Grey Neural Network-Based Forecasting System for Vision-Guided Robot Trajectory Tracking
Shih-Hung Yang,Chung-Hsien Chou,Chen-Fang Chung,Wen-Pang Pai,Tse-Han Liu,Yung-Sheng Chang,Jung-Che Li,Huan-Chan Ting,Yon-Ping Chen 제어로봇시스템학회 2011 제어로봇시스템학회 국제학술대회 논문집 Vol.2011 No.10
This paper presents a grey neural network-based forecasting system (GNNFS) in solving the prediction problem.

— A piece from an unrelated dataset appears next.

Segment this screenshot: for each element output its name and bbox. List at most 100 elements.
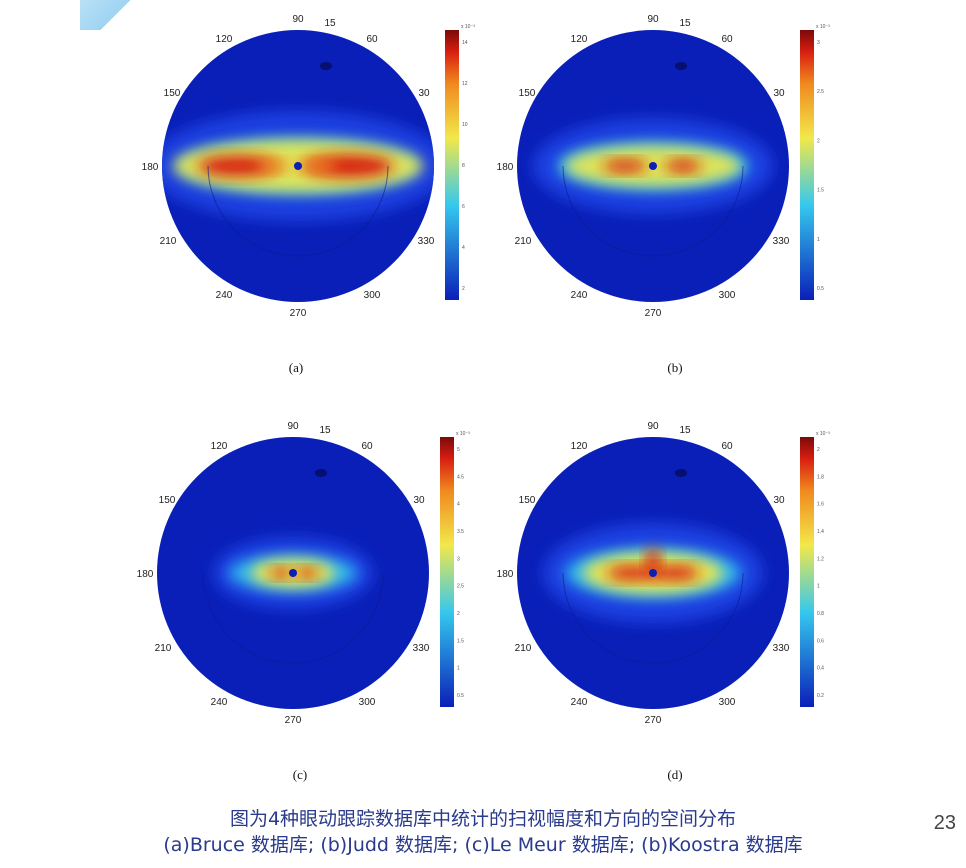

GNNFS adopts a grey model to predict the signal and a neural network (NN) to forecast the prediction error of the grey model. A sequential batch learning (SBL) is developed to adjust the weights of the NN. The proposed GNNFS is applied to a binocular robot, called an Eye-Robot, for human-robot interaction which involved predicting the trajectory of a participant’s hand and tracking the hand. By applying the SBL, the GNNFS can gradually learn to predict the trajectory of the hand and track it well. The experimental results show that the GNNFS can carry out the SBL in real-time for vision-guided robot trajectory tracking.